Adoro saber sobre questões culturais. Aprender a conviver na diferença, por mais clichê que possa parecer, é um banquete p/ mim. É só parar para analisar o quanto tudo seria mais chato se tudo que vivemos fosse igual... muito clichê também? Então pense em como seria estar morando em um país diferente, falando uma língua diferente, cercado por pessoas que não são do seu próprio país e nem do país que você visita... para mim, no mínimo encantador! Tenho uma amiga que está tendo essa alegria e, ainda por cima se divertindo trabalhando de garçonete!! Acho melhor preservar nomes, mas vamos chamá-la de “Ellen” para facilitar o post!

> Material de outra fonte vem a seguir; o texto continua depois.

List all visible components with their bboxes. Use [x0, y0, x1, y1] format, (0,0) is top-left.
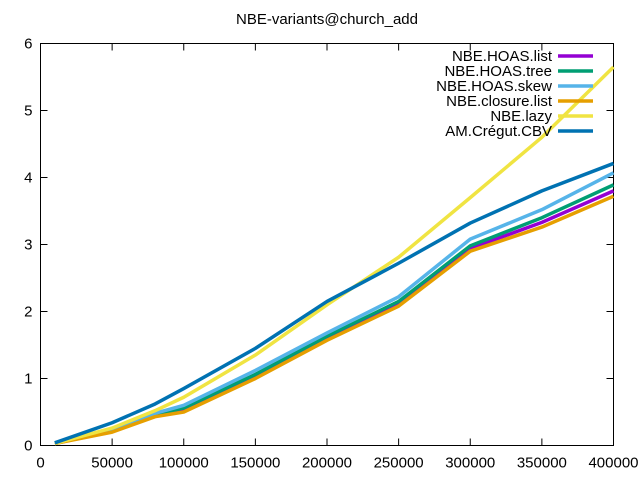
series-line-NBE.lazy — [54, 65, 615, 446]
y-tick-label: 0 — [24, 438, 32, 455]
y-tick-label: 5 — [24, 103, 32, 120]
legend-item-NBE.lazy: NBE.lazy — [490, 108, 593, 125]
legend-label: NBE.HOAS.skew — [436, 78, 552, 95]
x-tick-label: 350000 — [517, 455, 567, 472]
series-line-AM.Crégut.CBV — [54, 161, 615, 445]
x-tick-label: 150000 — [230, 455, 280, 472]
x-tick-label: 400000 — [588, 455, 638, 472]
y-tick-label: 1 — [24, 371, 32, 388]
plot-area: 0 50000 100000 150000 200000 250000 300000 3500… — [24, 36, 638, 472]
legend-label: NBE.closure.list — [446, 93, 553, 110]
y-tick-label: 3 — [24, 237, 32, 254]
y-tick-label: 2 — [24, 304, 32, 321]
y-tick-label: 6 — [24, 36, 32, 53]
x-tick-label: 200000 — [302, 455, 352, 472]
series-line-NBE.HOAS.tree — [54, 183, 615, 446]
series-line-NBE.HOAS.skew — [54, 171, 615, 446]
legend-item-NBE.HOAS.tree: NBE.HOAS.tree — [444, 63, 593, 80]
x-tick-label: 100000 — [159, 455, 209, 472]
x-tick-label: 300000 — [445, 455, 495, 472]
legend-item-NBE.closure.list: NBE.closure.list — [446, 93, 593, 110]
legend-label: NBE.lazy — [490, 108, 552, 125]
series-line-NBE.HOAS.list — [54, 189, 615, 446]
chart-title: NBE-variants@church_add — [236, 11, 418, 28]
legend-item-NBE.HOAS.skew: NBE.HOAS.skew — [436, 78, 593, 95]
x-tick-label: 50000 — [91, 455, 133, 472]
chart-legend: NBE.HOAS.listNBE.HOAS.treeNBE.HOAS.skewN… — [436, 48, 593, 140]
x-tick-label: 0 — [36, 455, 44, 472]
legend-item-NBE.HOAS.list: NBE.HOAS.list — [452, 48, 593, 65]
series-line-NBE.closure.list — [54, 194, 615, 446]
legend-label: NBE.HOAS.tree — [444, 63, 552, 80]
legend-label: AM.Crégut.CBV — [445, 123, 552, 140]
legend-item-AM.Crégut.CBV: AM.Crégut.CBV — [445, 123, 593, 140]
legend-label: NBE.HOAS.list — [452, 48, 553, 65]
x-tick-label: 250000 — [374, 455, 424, 472]
y-tick-label: 4 — [24, 170, 32, 187]
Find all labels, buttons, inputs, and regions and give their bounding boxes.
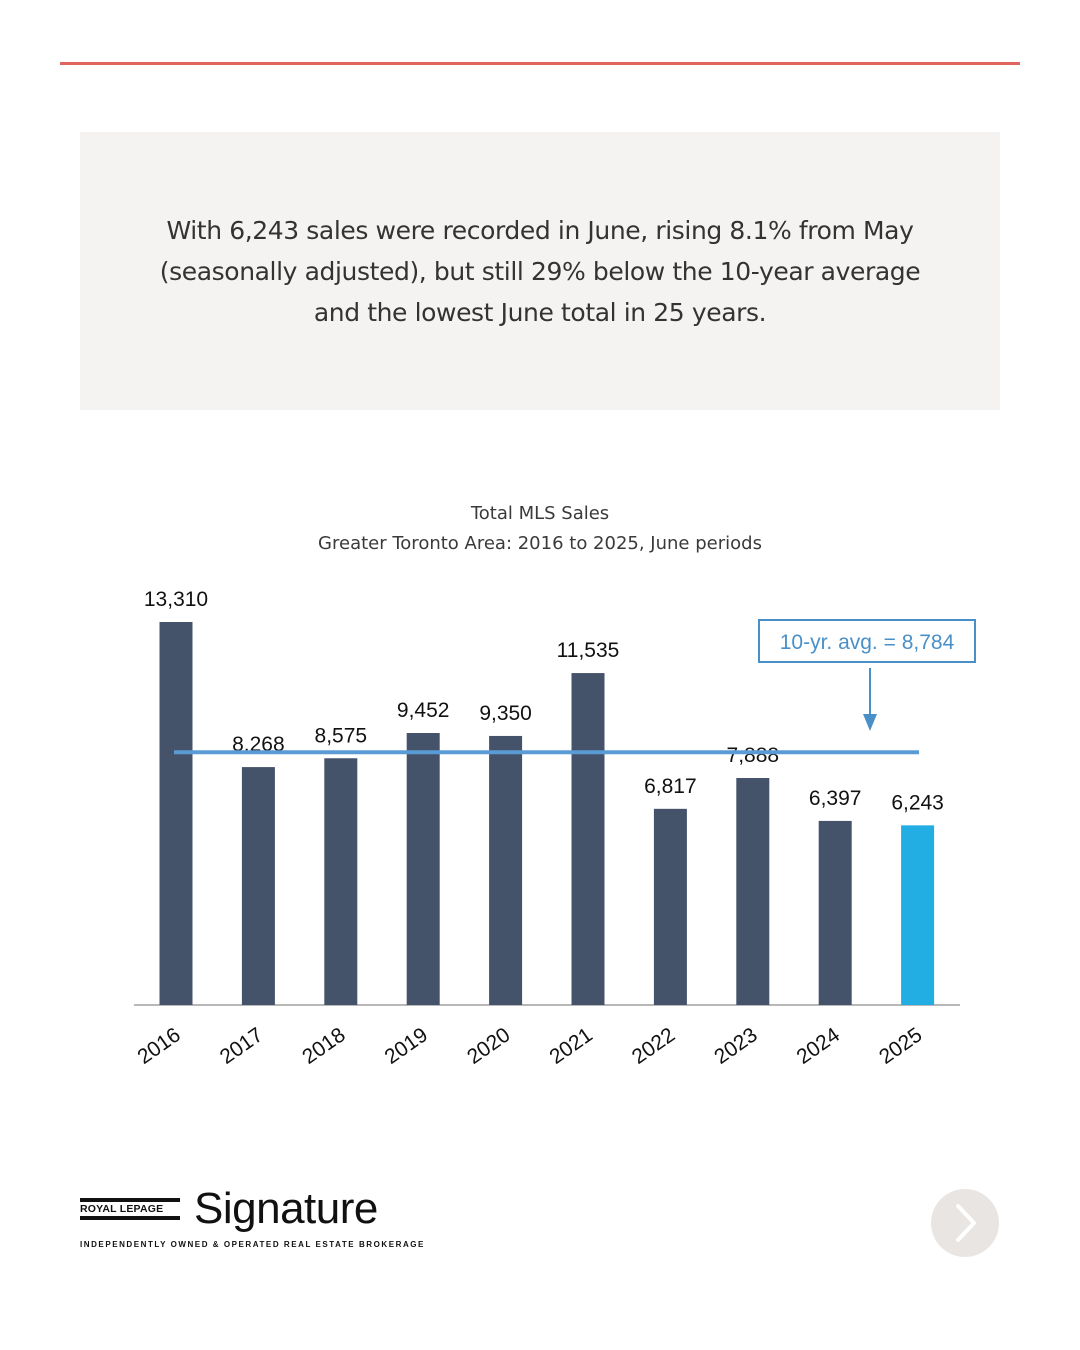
bar-2016 bbox=[159, 622, 193, 1005]
average-annotation-box bbox=[758, 619, 976, 663]
chart-title: Total MLS Sales bbox=[470, 503, 610, 524]
x-tick-2024: 2024 bbox=[793, 1023, 845, 1069]
summary-text: With 6,243 sales were recorded in June, … bbox=[159, 215, 921, 327]
value-label-2022: 6,817 bbox=[644, 775, 697, 798]
summary-box: With 6,243 sales were recorded in June, … bbox=[80, 132, 1000, 410]
bar-2020 bbox=[489, 735, 523, 1005]
x-tick-2020: 2020 bbox=[463, 1023, 514, 1069]
chevron-right-icon bbox=[956, 1204, 976, 1242]
bar-2019 bbox=[406, 733, 440, 1005]
average-annotation-label: 10-yr. avg. = 8,784 bbox=[780, 631, 955, 654]
x-tick-2025: 2025 bbox=[875, 1023, 926, 1069]
value-label-2018: 8,575 bbox=[315, 724, 368, 747]
x-tick-2016: 2016 bbox=[133, 1023, 184, 1069]
x-tick-2017: 2017 bbox=[216, 1023, 267, 1069]
brokerage-tagline: INDEPENDENTLY OWNED & OPERATED REAL ESTA… bbox=[80, 1240, 425, 1249]
bar-2017 bbox=[241, 767, 275, 1005]
bar-2022 bbox=[653, 808, 687, 1005]
value-label-2021: 11,535 bbox=[557, 639, 620, 662]
x-tick-2021: 2021 bbox=[545, 1023, 596, 1069]
royal-lepage-signature-logo: ROYAL LEPAGE Signature INDEPENDENTLY OWN… bbox=[80, 1184, 423, 1260]
x-tick-2022: 2022 bbox=[628, 1023, 679, 1069]
average-annotation-arrow-head bbox=[863, 714, 877, 731]
chart-subtitle: Greater Toronto Area: 2016 to 2025, June… bbox=[318, 533, 762, 554]
value-label-2025: 6,243 bbox=[891, 791, 944, 814]
next-slide-button[interactable] bbox=[931, 1189, 999, 1257]
x-tick-2018: 2018 bbox=[298, 1023, 349, 1069]
value-label-2023: 7,888 bbox=[727, 744, 780, 767]
bar-2021 bbox=[571, 673, 605, 1005]
bar-2018 bbox=[324, 758, 358, 1005]
top-accent-rule bbox=[60, 62, 1020, 65]
x-tick-2023: 2023 bbox=[710, 1023, 761, 1069]
signature-wordmark: Signature bbox=[194, 1184, 378, 1233]
value-label-2019: 9,452 bbox=[397, 699, 450, 722]
value-label-2020: 9,350 bbox=[479, 702, 532, 725]
value-label-2016: 13,310 bbox=[144, 588, 208, 611]
bar-2024 bbox=[818, 820, 852, 1005]
x-tick-2019: 2019 bbox=[381, 1023, 432, 1069]
royal-lepage-wordmark: ROYAL LEPAGE bbox=[80, 1198, 180, 1220]
bar-2025 bbox=[901, 825, 935, 1005]
bar-chart: 13,31020168,26820178,57520189,45220199,3… bbox=[133, 588, 976, 1069]
value-label-2024: 6,397 bbox=[809, 787, 862, 810]
bar-2023 bbox=[736, 778, 770, 1005]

A ‘Ellen’, em uma de suas viagens, me ensinou algo que ela aprendeu na Itália: “Bel far niente”. Para o nosso bom portuga, leia-se: “Beleza de não fazer nada”.
Como diria Rosa. S. na correria do dia-a-dia (lá sei eu se ainda com hífen ou não) no sufoco de uma dúvida, ou na dor de qualquer coisa, é bom lembrar que nada dura para sempre (a não ser Deus...claro) e, que as vezes é bom fazer nada... separar um tempo para refletir, conversar com Deus, admirar algo embaçado pela rotina, tentar descobrir como as listras saem da pasta de dente...
Meu pai diz que fazer nada, já é fazer algo: nada. Se você achar que o que eu citei antes não seja fazer nada, pode ser que você esteja certo... ou não! Fica a critério do freguês!
“Bel far niente” p/ você também.
Já ouviu falar no clube do nadismo? É bem essa a idéia, reservar um tempo do dia ou da semana pra simplesmente fazer nada. =) genial, neh? beijo!